Alex Bennett-Clemmow’s Story.
NEWS 21 July 2022
Alex Bennett-Clemmow was a carer for her mother Jana Bennett, who was diagnosed with GBM in 2019. A social researcher by profession, Alex supported her mother by seeking potential GBM treatments and helping with her care needs in Jana’s home near Oxford. Jana passed away in January 2022, approaching three years after her diagnosis.
When we were told my mother had Glioblastoma, our lives and our world turned upside down. We first knew something was wrong when my mum was on a work trip to the US and was sounding confused on the phone. We thought she might have had a mini-stroke so my dad picked her up from the airport when she got back and took her straight to the hospital. He was also alarmed to see her dragging her left foot. At the hospital my dad took my mum into the A&E waiting area and asked her to stay there while he went to park the car. But she ended up wandering off and getting lost for almost 2 hours. My dad called me saying that things were not good and I immediately travelled to the hospital. In A&E, after some initial tests, the doctors sent my mum for a brain scan. By the end of the day the doctor said they believed it was a cancerous growth in my mum’s brain. It was something that you never imagine happening.
After learning the cancer was glioblastoma the family went into a proactive mindset, trying to understand what it was and what could be done. We knew my mum was going to have surgery, but we wanted to find out as much as possible about what was involved and whether she had a good surgeon. My mum stayed amazingly calm through all this.

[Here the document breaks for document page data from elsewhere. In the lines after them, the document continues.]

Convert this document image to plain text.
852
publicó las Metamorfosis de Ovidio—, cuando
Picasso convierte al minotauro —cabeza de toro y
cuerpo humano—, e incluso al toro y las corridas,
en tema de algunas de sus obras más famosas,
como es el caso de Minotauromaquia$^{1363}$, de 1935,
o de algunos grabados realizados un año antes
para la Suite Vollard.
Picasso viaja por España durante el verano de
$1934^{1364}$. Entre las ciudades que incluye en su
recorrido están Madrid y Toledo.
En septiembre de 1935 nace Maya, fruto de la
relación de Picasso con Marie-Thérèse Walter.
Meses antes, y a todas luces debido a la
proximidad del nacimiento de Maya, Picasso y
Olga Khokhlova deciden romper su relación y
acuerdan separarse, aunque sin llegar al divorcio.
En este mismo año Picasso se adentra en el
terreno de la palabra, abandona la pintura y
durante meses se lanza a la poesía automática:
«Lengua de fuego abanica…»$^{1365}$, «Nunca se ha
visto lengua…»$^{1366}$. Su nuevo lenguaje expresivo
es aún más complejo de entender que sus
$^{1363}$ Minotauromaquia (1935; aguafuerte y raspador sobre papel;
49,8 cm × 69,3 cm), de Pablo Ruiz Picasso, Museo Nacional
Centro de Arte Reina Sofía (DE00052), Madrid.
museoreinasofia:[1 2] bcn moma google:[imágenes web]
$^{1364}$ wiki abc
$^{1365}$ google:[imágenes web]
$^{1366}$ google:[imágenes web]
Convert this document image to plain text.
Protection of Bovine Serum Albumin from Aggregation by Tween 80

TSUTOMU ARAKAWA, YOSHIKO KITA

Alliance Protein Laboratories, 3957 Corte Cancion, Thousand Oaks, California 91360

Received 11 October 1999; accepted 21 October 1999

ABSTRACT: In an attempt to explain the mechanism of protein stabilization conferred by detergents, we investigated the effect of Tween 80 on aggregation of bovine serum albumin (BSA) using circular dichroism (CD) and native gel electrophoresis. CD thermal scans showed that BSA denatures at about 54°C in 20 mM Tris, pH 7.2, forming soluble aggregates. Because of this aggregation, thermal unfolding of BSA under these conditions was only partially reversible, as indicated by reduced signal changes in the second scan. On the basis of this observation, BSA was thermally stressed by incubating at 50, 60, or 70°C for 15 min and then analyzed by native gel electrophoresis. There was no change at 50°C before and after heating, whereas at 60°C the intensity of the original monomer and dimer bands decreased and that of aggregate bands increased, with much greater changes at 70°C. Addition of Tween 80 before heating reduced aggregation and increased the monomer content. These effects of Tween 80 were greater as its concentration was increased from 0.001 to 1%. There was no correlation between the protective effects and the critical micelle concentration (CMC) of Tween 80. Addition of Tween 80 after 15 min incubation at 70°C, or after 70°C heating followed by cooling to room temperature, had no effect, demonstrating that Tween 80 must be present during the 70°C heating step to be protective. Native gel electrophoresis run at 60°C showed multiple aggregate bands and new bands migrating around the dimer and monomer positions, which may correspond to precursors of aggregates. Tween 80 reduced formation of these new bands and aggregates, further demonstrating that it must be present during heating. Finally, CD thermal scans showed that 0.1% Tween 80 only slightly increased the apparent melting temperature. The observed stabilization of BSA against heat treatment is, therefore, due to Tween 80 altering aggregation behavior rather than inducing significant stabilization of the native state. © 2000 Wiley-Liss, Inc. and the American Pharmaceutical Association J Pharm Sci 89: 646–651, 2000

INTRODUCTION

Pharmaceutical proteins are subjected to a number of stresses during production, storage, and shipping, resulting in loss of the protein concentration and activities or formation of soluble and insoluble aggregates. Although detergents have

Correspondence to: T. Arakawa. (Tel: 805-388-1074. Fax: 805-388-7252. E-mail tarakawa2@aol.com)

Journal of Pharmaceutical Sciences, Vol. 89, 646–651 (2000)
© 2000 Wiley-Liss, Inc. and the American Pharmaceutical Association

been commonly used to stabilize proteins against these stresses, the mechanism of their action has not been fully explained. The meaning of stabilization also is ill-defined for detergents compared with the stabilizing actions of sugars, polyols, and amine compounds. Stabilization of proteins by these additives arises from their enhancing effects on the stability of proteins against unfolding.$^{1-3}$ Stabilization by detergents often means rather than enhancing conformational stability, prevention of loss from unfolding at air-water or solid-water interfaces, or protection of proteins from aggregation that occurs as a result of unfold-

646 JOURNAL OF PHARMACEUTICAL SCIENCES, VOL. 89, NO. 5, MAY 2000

My family fell into different roles. I would be looking at trial data and journals, my dad would contact experts, and my brother would search for novel therapies. When deciding who would be the primary people we’d seek advice from, we looked for medical professionals we felt were intelligent, trustworthy, but also forward thinking. Working with medical professionals that you can discuss options with is important, as you don’t want to waste time and energy butting heads. We regularly asked our doctors about alternative opinions that we had heard or read about to get their viewpoint. There’s a misconception that undergoing treatment inevitably takes away from the patient’s quality of life. This is sometimes, but not always true. I think often it gives quality of life. Obviously, a certain treatment won’t work forever but for a period of time it can actually improve symptoms.
We also tried other approaches including supplements. We didn’t focus on that as much as the main medical options because my mum didn’t want to be taking lots of pills and she was a bit sceptical. Obviously, there are so many things you can do but there is a limit to what’s reasonable and practical. We took lists of things that had been recommended by experts or we had heard about from other people with GBM and had them corroborated by other experts. You have to be careful when adding elements to ensure the combination is safe.
In the last year of my mum’s life she gradually lost mobility. We would pick up on small signals that she was feeling frustrated or down about these functions not working as they should. It was during this time that, as we tried so hard to overcome the setbacks, we also saw the limit of treatments – when we couldn’t do much to improve the symptoms she was experiencing. There is also a point where it becomes harder for the person to make decisions, so we tried to lay things out clearly for mum and talk through the options and possible outcomes, as far as we could. Ultimately, we wanted everything to be her decision.
We hadn’t contemplated quite how serious the care needs would become. My mum had GBM for nearing three years. In the last year as she started to experience more debilitating impacts her care needs grew, so my dad, my brother and I spent a lot of time caring for her. Eventually she completely lost the use of her left side, which put her safety at risk, so by the end she was in a wheelchair. The danger of falls was a big concern. She’d also developed some cognitive impairments. I think access to care is critical and we seriously needed it around that time. We got to a point where we were really struggling with all the care required, even with the support of multiple family members. We thought ok, let’s get carers in a couple of times a week to give us a few hours break.
In fact, getting the care in place was difficult due to lack of availability, or because we were outside catchment areas. We tried a couple of private carers but they didn’t work out. One found the situation too challenging and the other wasn’t the right personality match for my mum. It wasn’t until a few weeks later, after my mum was in hospital following a fall, that we actually managed to get a care package in place through the NHS. Even though she was ready to be discharged the next day, mum had to wait in hospital an extra two weeks while the care package was put in place and equipment delivered, which was frustrating and not great for her morale.
A lot of the time a care agency will say, ‘we’ll pop in and do the change of clothing in the morning then we go off on our way’. Actually, sometimes what a family needs is someone to come and sit and chat for an hour to give them respite, and to make it more pleasant for the person they are caring for. At first, we were quite resistant to getting care and I think a lot of it is not wanting to accept that the situation is getting more difficult and not wanting a ‘stranger’ to be involved in something so personal. But getting care is really important, a lot of people struggle until it’s too late. My dad suffered a hernia from the strain of helping lift my mum. Then there’s the emotional strain of dealing with so much. I think we need to frame care as a positive thing. Towards the end, having outside carers there to support us to do nice things, like taking mum to the theatre or just sitting and chatting with a cup of tea. It helped take some of the pressure off and let us enjoy more precious time together.